In case you haven’t heard, director Michael Bay had one of those awful speaking meltdowns we all dread but hardly ever see. Watch this before reading on:
I feel bad for him, but his loss is our gain. What can we learn from this?
Be antifragile. I’ve written about this before, so I won’t repeat all the details here, but when Bay said he would just wing it, that was his beautiful opportunity to wow his audience with his knowledge, confidence and adaptability. If he had seen the glitch as a positive, his entire emotional mindset would have changed, from mortification to inspiration. Instead of being dispirited, he could have been energized. Things will go wrong, but this is a perfect opportunity to gain strength and give Mr. Murphy the finger.

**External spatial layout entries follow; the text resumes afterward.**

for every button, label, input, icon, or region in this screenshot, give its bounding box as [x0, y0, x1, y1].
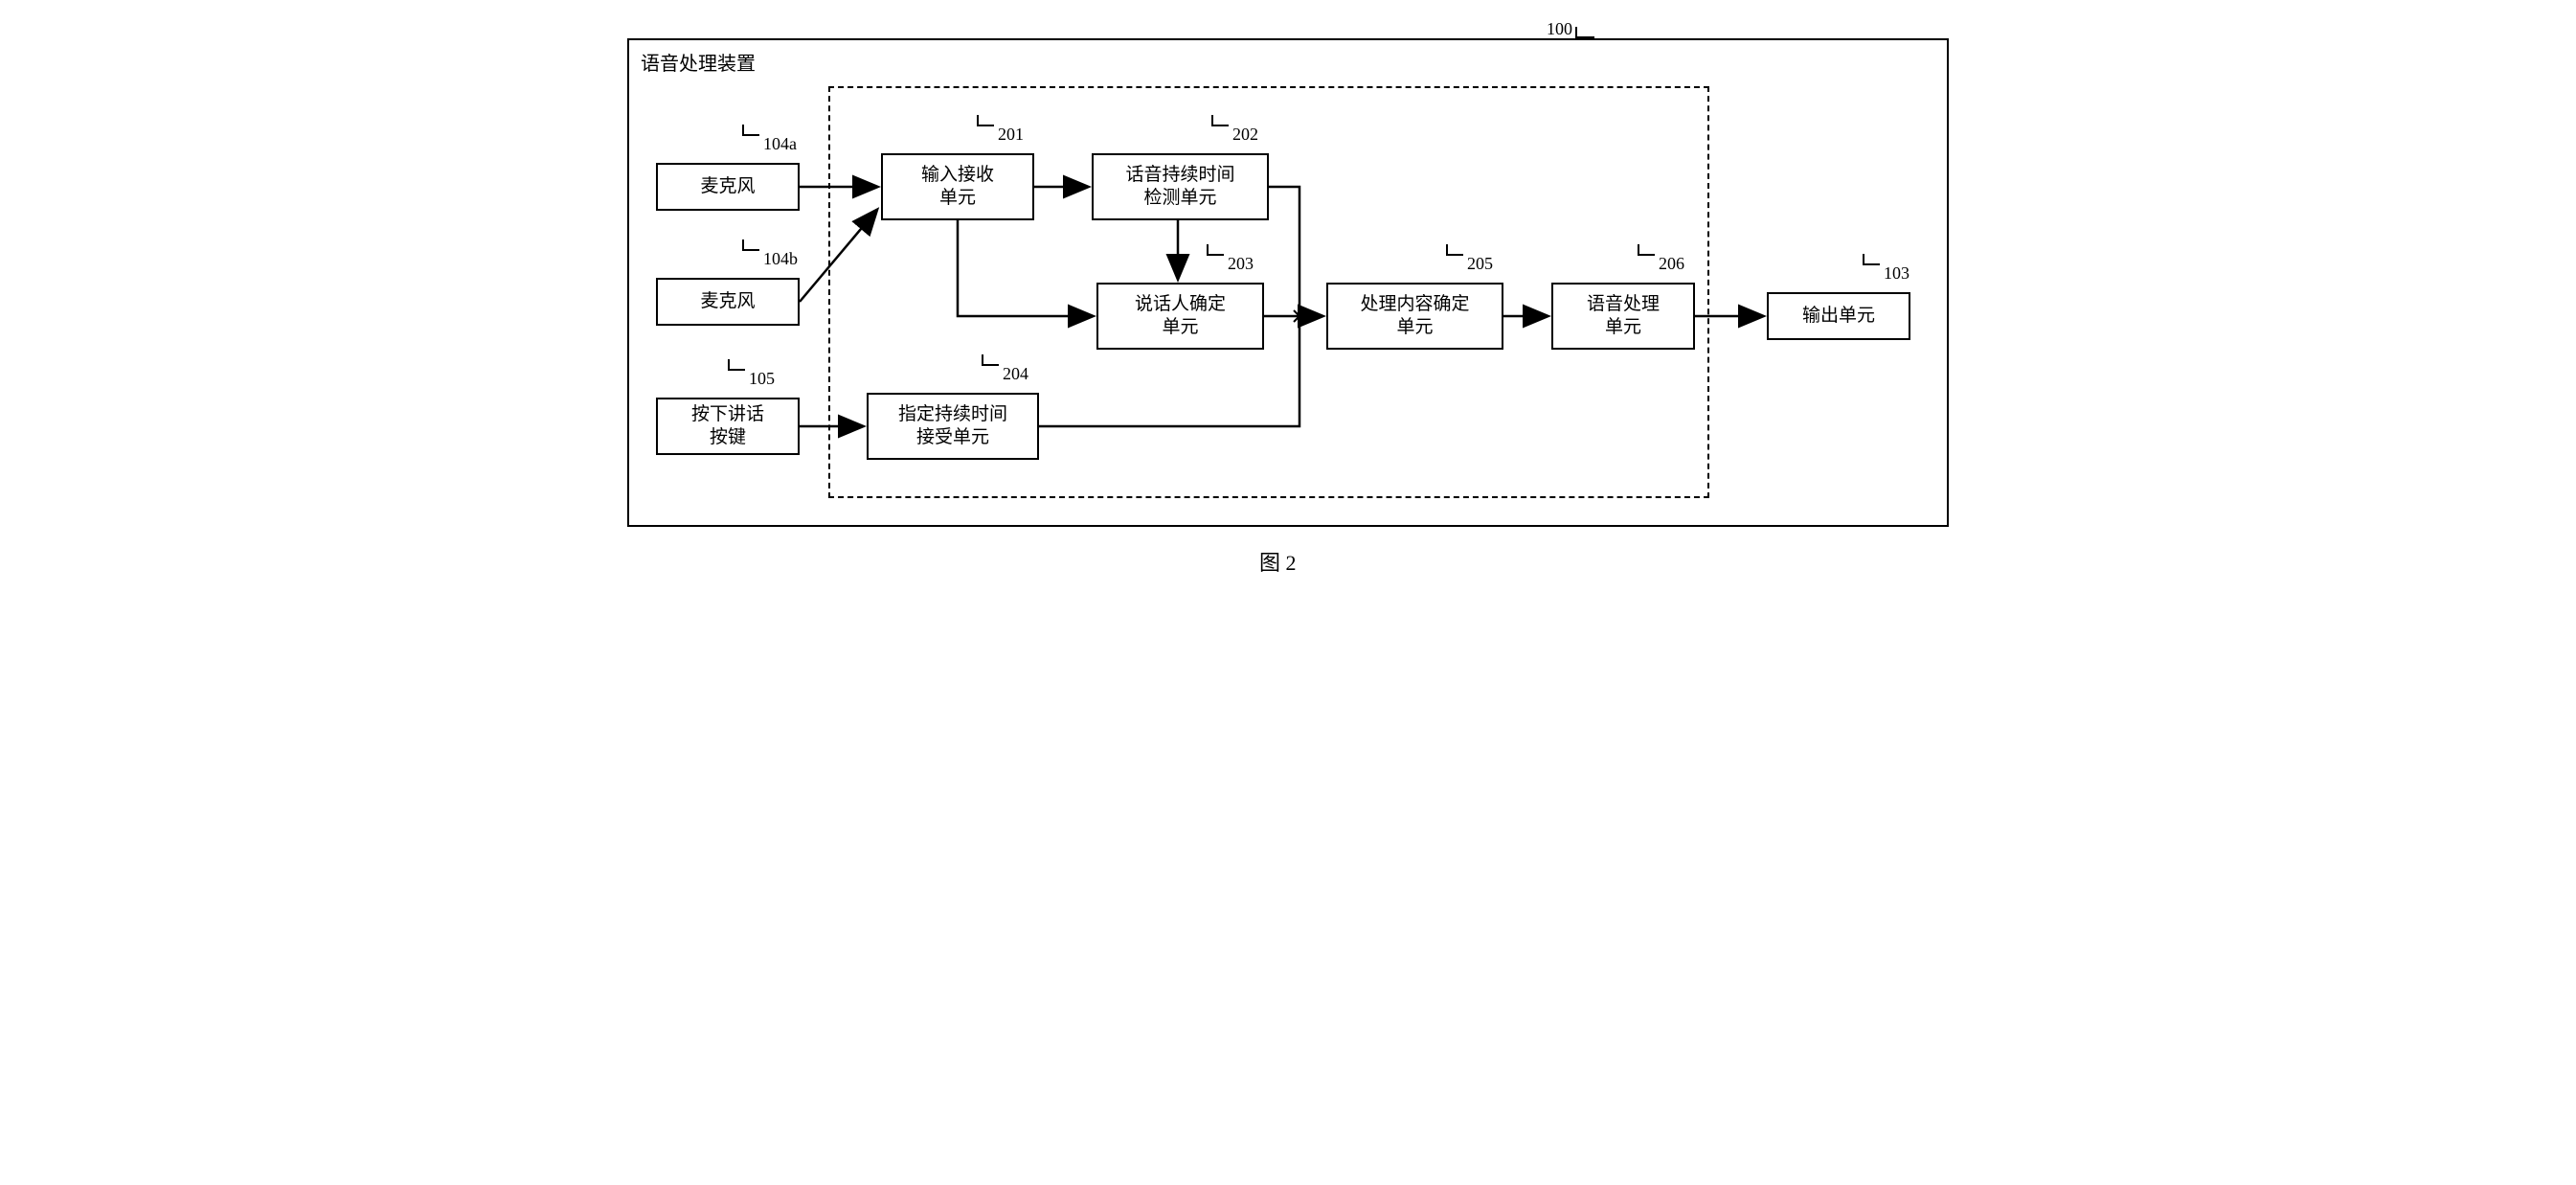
block-output: 输出单元 [1767, 292, 1910, 340]
ref-ptt: 105 [728, 369, 775, 389]
block-dur: 指定持续时间 接受单元 [867, 393, 1039, 460]
block-content-label: 处理内容确定 单元 [1360, 293, 1469, 339]
lead-icon [742, 239, 759, 251]
lead-icon [1863, 254, 1880, 265]
ref-output: 103 [1863, 263, 1909, 284]
block-diagram: 100 语音处理装置 麦克风 104a 麦克风 104b 按下讲话 按键 105… [618, 19, 1958, 575]
outer-ref-lead [1575, 27, 1594, 38]
block-ptt: 按下讲话 按键 [656, 398, 800, 455]
block-vad-label: 话音持续时间 检测单元 [1125, 164, 1234, 210]
ref-proc: 206 [1638, 254, 1684, 274]
ref-mic-a: 104a [742, 134, 797, 154]
block-content: 处理内容确定 单元 [1326, 283, 1503, 350]
ref-vad: 202 [1211, 125, 1258, 145]
block-speaker-label: 说话人确定 单元 [1135, 293, 1226, 339]
ref-content: 205 [1446, 254, 1493, 274]
block-input: 输入接收 单元 [881, 153, 1034, 220]
lead-icon [728, 359, 745, 371]
ref-mic-b: 104b [742, 249, 798, 269]
ref-speaker: 203 [1207, 254, 1254, 274]
block-speaker: 说话人确定 单元 [1096, 283, 1264, 350]
lead-icon [1446, 244, 1463, 256]
lead-icon [1207, 244, 1224, 256]
block-input-label: 输入接收 单元 [921, 164, 994, 210]
block-mic-a: 麦克风 [656, 163, 800, 211]
figure-caption: 图 2 [1259, 546, 1297, 577]
block-ptt-label: 按下讲话 按键 [691, 403, 764, 449]
block-output-label: 输出单元 [1802, 305, 1875, 328]
lead-icon [982, 354, 999, 366]
block-mic-b: 麦克风 [656, 278, 800, 326]
lead-icon [742, 125, 759, 136]
block-proc: 语音处理 单元 [1551, 283, 1695, 350]
block-mic-a-label: 麦克风 [700, 175, 755, 198]
device-title: 语音处理装置 [641, 48, 756, 76]
block-vad: 话音持续时间 检测单元 [1092, 153, 1269, 220]
lead-icon [1211, 115, 1229, 126]
lead-icon [1638, 244, 1655, 256]
lead-icon [977, 115, 994, 126]
block-dur-label: 指定持续时间 接受单元 [898, 403, 1007, 449]
block-proc-label: 语音处理 单元 [1587, 293, 1660, 339]
block-mic-b-label: 麦克风 [700, 290, 755, 313]
ref-dur: 204 [982, 364, 1028, 384]
outer-ref-label: 100 [1547, 19, 1572, 39]
ref-input: 201 [977, 125, 1024, 145]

Know your stuff. Teleprompter isn’t working right? Who cares, if you know what you want to say. You don’t have to memorize your speech, but you do have to remember it. By remembering, I mean having a clear theme engraved in your mind, a single crystallized point that you want the audience to take away. I also mean having—and remembering—a clear structure for your points. If you know your points, the details will follow. I teach my students to become instant masters of impromptu speaking by simply putting a stake in the ground—just state your main point up front and then elaborate on it or defend it. If you remember the landmarks, you don’t have to memorize the exact route, but you will have the confidence of knowing you will get there.